Optimizing and accelerating in the midst of regulations
Amlan Patnaik and his team face a significant challenge in deploying AI and ML for their financial clients in a highly regulated industry. Patnaik said it takes only a couple of days to build a model on top of a data set of features, and deploy it into production in a nonregulated industry. A regulated industry requires external risk assessment and internal validation at every stage.
"We rely more on statistical models, "Patnaik said," and we thoroughly scrutinize large neural network- based solutions."
Three independent groups review and challenge models - a frontline independent risk group, a model risk gover- nance group, and an audit group, he said. These groups build separate models to create independent sources of data; apply post hoc processes to analyze the results of experimental data; verify that data sets and models are within the "right range" and apply techniques to challenge them.
In average, Patnaik's team deploys nearly 60 models per year, keeping the champion-challenger framework in mind. During this process, multiple competing strategies are continuously monitored and compared in a production environment and their performance is evaluated over time.

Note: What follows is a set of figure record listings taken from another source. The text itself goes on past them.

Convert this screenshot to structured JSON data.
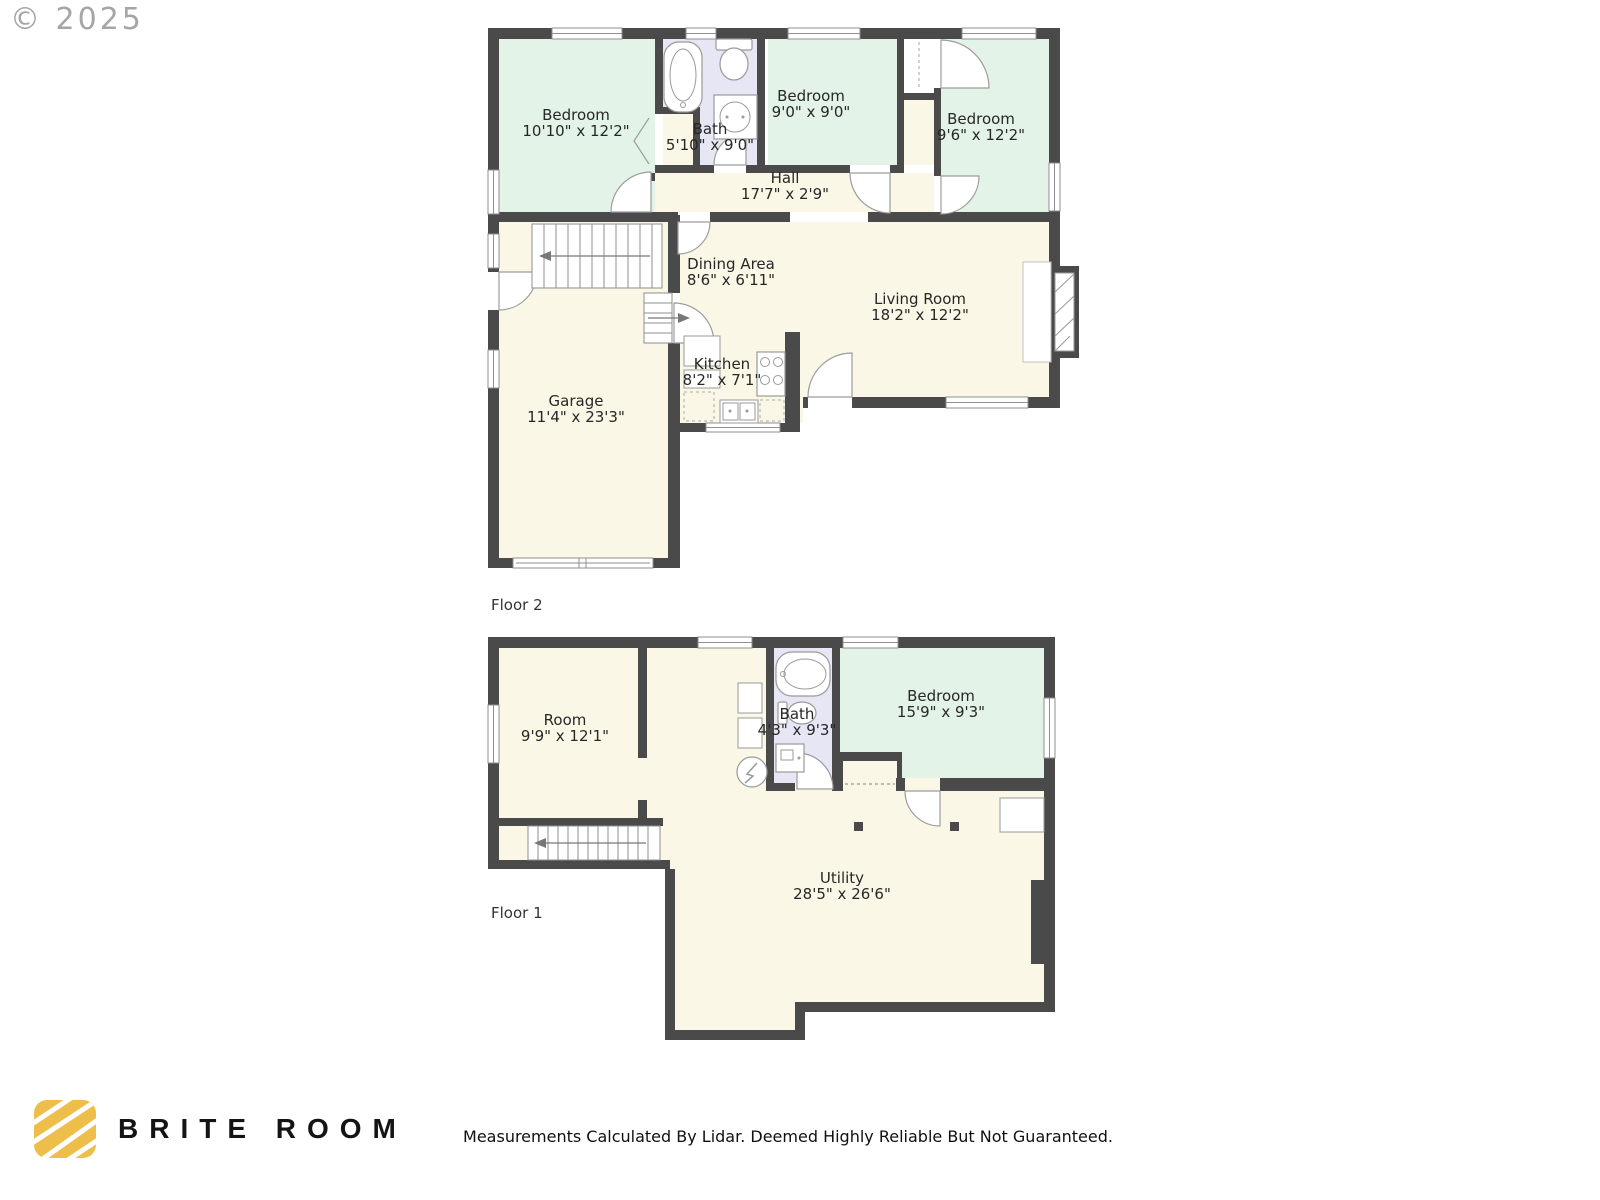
{
  "watermark": "© 2025",
  "disclaimer": "Measurements Calculated By Lidar. Deemed Highly Reliable But Not Guaranteed.",
  "brand": {
    "name": "BRITE ROOM",
    "logo_color": "#edbe4a"
  },
  "colors": {
    "wall": "#4a4a4a",
    "room_cream": "#faf7e6",
    "room_green": "#e4f3e8",
    "room_bath": "#e6e6f5",
    "fixture_line": "#9a9a9a"
  },
  "floor2": {
    "label": "Floor 2",
    "rooms": [
      {
        "name": "Bedroom",
        "dims": "10'10\" x 12'2\""
      },
      {
        "name": "Bath",
        "dims": "5'10\" x 9'0\""
      },
      {
        "name": "Bedroom",
        "dims": "9'0\" x 9'0\""
      },
      {
        "name": "Bedroom",
        "dims": "9'6\" x 12'2\""
      },
      {
        "name": "Hall",
        "dims": "17'7\" x 2'9\""
      },
      {
        "name": "Dining Area",
        "dims": "8'6\" x 6'11\""
      },
      {
        "name": "Living Room",
        "dims": "18'2\" x 12'2\""
      },
      {
        "name": "Kitchen",
        "dims": "8'2\" x 7'1\""
      },
      {
        "name": "Garage",
        "dims": "11'4\" x 23'3\""
      }
    ]
  },
  "floor1": {
    "label": "Floor 1",
    "rooms": [
      {
        "name": "Room",
        "dims": "9'9\" x 12'1\""
      },
      {
        "name": "Bath",
        "dims": "4'3\" x 9'3\""
      },
      {
        "name": "Bedroom",
        "dims": "15'9\" x 9'3\""
      },
      {
        "name": "Utility",
        "dims": "28'5\" x 26'6\""
      }
    ]
  }
}
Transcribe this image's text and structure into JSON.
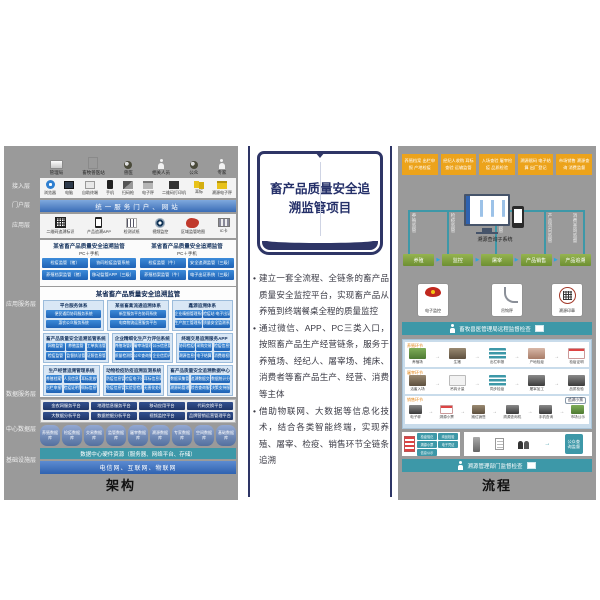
{
  "middle": {
    "title": "畜产品质量安全追溯监管项目",
    "bullet_dot": "•",
    "bullets": [
      "建立一套全流程、全链条的畜产品质量安全监控平台，实现畜产品从养殖到终端餐桌全程的质量监控",
      "通过微信、APP、PC三类入口，按照畜产品生产经营链条，服务于养殖场、经纪人、屠宰场、摊床、消费者等畜产品生产、经营、消费等主体",
      "借助物联网、大数据等信息化技术，结合各类智能终端，实现养殖、屠宰、检疫、销售环节全链条追溯"
    ]
  },
  "left": {
    "caption": "架构",
    "layers": [
      "接入层",
      "门户层",
      "应用层",
      "应用服务层",
      "数据服务层",
      "中心数据层",
      "基础设施层"
    ],
    "actors": [
      "管理局",
      "畜牧兽医站",
      "兽医",
      "相关人员",
      "公众",
      "专家"
    ],
    "access_icons": [
      "浏览器",
      "电脑",
      "自助终端",
      "手机",
      "扫码枪",
      "电子秤",
      "二维码打印机",
      "耳标",
      "溯源电子秤"
    ],
    "portal_bar": "统一服务门户、网站",
    "terminal_icons": [
      "二维码追溯标识",
      "产品追溯APP",
      "检测试纸",
      "视频监控",
      "区域监管地图",
      "IC卡"
    ],
    "dual_groups": [
      {
        "title": "某省畜产品质量安全追溯监管",
        "tag": "PC＋手机",
        "buttons": [
          "检疫监管（猪）",
          "协同检疫监管系统",
          "养殖档案监管（猪）",
          "移动监管APP（三级）"
        ]
      },
      {
        "title": "某省畜产品质量安全追溯监管",
        "tag": "PC＋手机",
        "buttons": [
          "检疫监管（牛）",
          "安全追溯监管（三级）",
          "养殖档案监管（牛）",
          "电子出证系统（三级）"
        ]
      }
    ],
    "platform": {
      "title": "某省畜产品质量安全追溯监管",
      "svc_groups": [
        {
          "title": "平台服务体系",
          "buttons": [
            "便民通用协同服务系统",
            "惠农公众服务系统"
          ]
        },
        {
          "title": "某省畜禽流通追溯体系",
          "buttons": [
            "新型服务平台协同系统",
            "电商物流运营服务平台"
          ]
        },
        {
          "title": "鑫源追溯体系",
          "buttons": [
            "企业精细管理系统（禽）",
            "检疫站·电子出证系统",
            "生产加工管理系统",
            "质量安全监测系统"
          ]
        }
      ],
      "app_groups": [
        {
          "title": "畜产品质量安全追溯监管系统",
          "buttons": [
            "网格监管",
            "养殖监管",
            "工单执法管理",
            "检疫监管",
            "监督执法管理",
            "证照信息管理"
          ]
        },
        {
          "title": "企业精细化生产力评估系统",
          "buttons": [
            "养殖场管理",
            "屠宰场管理",
            "公示信息管理",
            "质量检测管理",
            "公众查询服务",
            "企业信用评价"
          ]
        },
        {
          "title": "终端交易追溯服务APP",
          "buttons": [
            "协同检疫申报",
            "采购交易管理",
            "检疫信息查询",
            "溯源信息查询",
            "电子结算管理",
            "消费维权服务"
          ]
        }
      ],
      "biz_groups": [
        {
          "title": "生产经营追溯管理系统",
          "buttons": [
            "养殖档案管理",
            "人员信息管理",
            "耳标发放管理",
            "出栏申报管理",
            "检疫证明管理",
            "佩标信息管理"
          ]
        },
        {
          "title": "动物检疫防疫追溯监测系统",
          "buttons": [
            "防疫信息管理",
            "检疫电子出证",
            "耳标信息采集",
            "免疫信息管理",
            "实验室检测",
            "无害化处理"
          ]
        },
        {
          "title": "畜产品质量安全追溯数据中心",
          "buttons": [
            "数据采集管理",
            "追溯数据交换",
            "数据统计分析",
            "溯源码管理",
            "综合查询服务",
            "决策支持服务"
          ]
        }
      ]
    },
    "support_platforms": [
      "金农网服务平台",
      "地理信息服务平台",
      "移动应用平台",
      "代码交换平台",
      "大数据分析平台",
      "数据挖掘分析平台",
      "视频监控平台",
      "品牌营销运营管理平台"
    ],
    "databases": [
      "养殖数据库",
      "检疫数据库",
      "交易数据库",
      "监管数据库",
      "屠宰数据库",
      "溯源数据库",
      "专家数据库",
      "空间数据库",
      "基础数据库"
    ],
    "hardware_bar": "数据中心硬件资源（服务器、网络平台、存储）",
    "network_bar": "电信网、互联网、物联网"
  },
  "right": {
    "caption": "流程",
    "stages": [
      "养殖档案 出栏申报 产地检疫",
      "经纪人收购 耳标查验 运输监管",
      "入场查验 屠宰检疫 品质检验",
      "溯源赋码 电子结算 出厂登记",
      "市场销售 溯源查询 消费监督"
    ],
    "system_label": "溯源查询子系统",
    "chain_labels": [
      "养殖监管",
      "检疫监管",
      "屠宰监管",
      "产品流向监管",
      "消费查询监督"
    ],
    "process_buttons": [
      "养殖",
      "监控",
      "屠宰",
      "产品销售",
      "产品追溯"
    ],
    "device_cards": [
      "电子监控",
      "吊钩秤",
      "溯源印章"
    ],
    "bar_top": "畜牧兽医管理局远程监督检查",
    "bar_bottom": "溯源管理部门监督检查",
    "flow_rows": [
      {
        "label": "养殖环节",
        "steps": [
          {
            "label": "养殖场",
            "kind": "farm"
          },
          {
            "label": "生猪",
            "kind": "animal"
          },
          {
            "label": "出栏申报",
            "kind": "stack"
          },
          {
            "label": "产地检疫",
            "kind": "vet"
          },
          {
            "label": "检疫证明",
            "kind": "doc"
          }
        ]
      },
      {
        "label": "屠宰环节",
        "steps": [
          {
            "label": "活畜入场",
            "kind": "animal"
          },
          {
            "label": "吊钩计量",
            "kind": "hook"
          },
          {
            "label": "同步检疫",
            "kind": "stack"
          },
          {
            "label": "屠宰加工",
            "kind": "dark"
          },
          {
            "label": "品质检验",
            "kind": "dark"
          }
        ]
      },
      {
        "label": "销售环节",
        "steps": [
          {
            "label": "电子秤",
            "kind": "dark"
          },
          {
            "label": "溯源小票",
            "kind": "doc"
          },
          {
            "label": "摊位销售",
            "kind": "animal"
          },
          {
            "label": "溯源查询机",
            "kind": "dark"
          },
          {
            "label": "手机查询",
            "kind": "dark"
          },
          {
            "label": "市场公示",
            "kind": "farm"
          }
        ]
      }
    ],
    "receipt_tag": "追溯小票",
    "cert_items": [
      "检疫验讫",
      "肉品检验",
      "溯源小票",
      "电子凭证",
      "信息公示"
    ],
    "public_label": "公众查询监督"
  }
}
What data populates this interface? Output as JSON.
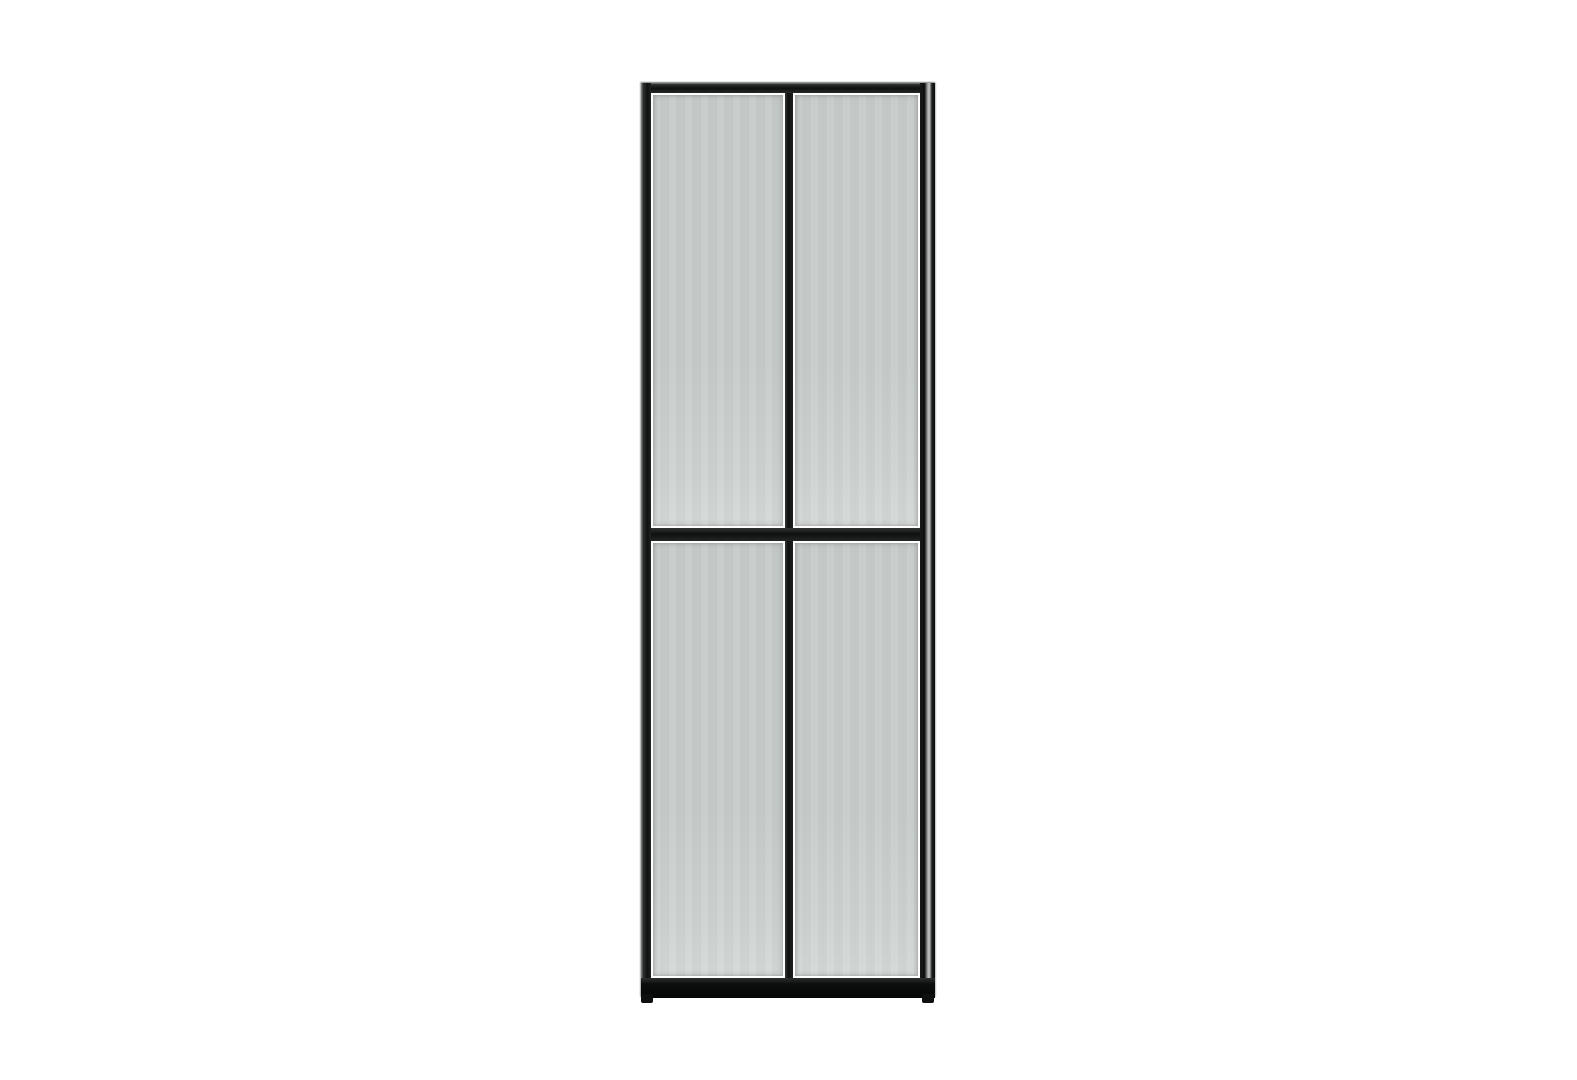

The technique helps to identify which model produces the best results (the "champion") and which option produces the runner-up (the "challenger").
His department has already made strides in that direction, having reduced the AI modeling process - discovery to market - from 60 to 15 weeks.
It's not about a specific AI model, it’s a question of “How can you optimize that whole end to end flow and automate as much as possible? It's more about how much muscle memory do we have to bring these things to market and add value?" Patnaik said.
"The value of ML specifically will be in use cases that we haven't even imagined yet." he said.
Dialogue with the financial services industry
As a whole, the industry will also benefit from bridging the digital divide between big and small players. Collaboration, Patnaik said, can help foster new insights and enhance customer interaction. Patnaik said such capabilities as secure multiparty computation and zero-knowledge proof platforms could achieve this. It is a cryptographic method for distributing computations among multiple parties without revealing inputs or allowing individual parties to see other parties' data. Cryptographic zero knowledge proofing is a method by which one party can prove to another that a given statement is indeed true, without divulging any additional (potentially sensitive) information.
This will enable institutions to collaborate and share information safely without having privacy and data loss concerns, while at the same time competing in an ecosystem appropriately, Patnaik said.
The industry will have a firmer hypothesis about collaboration and the use of these advanced tools within five years, Amlan predicted.
In a similar manner, Amlan and his team maintains a dialogue with regulators on behalf of his financial clients. A positive sign is the fact that Patnaik has recently received requests from regulators regarding AI/ML processes and techniques - which has never happened before. The problem could be critical, since institutions use a variety of tools to build models, and the process could be industrialized, Patnaik explained.
“I think there's a lot more interest, motivation and appetite on the part of regulators to understand this a little better so that they can think through this and engage more,” Patnaik said.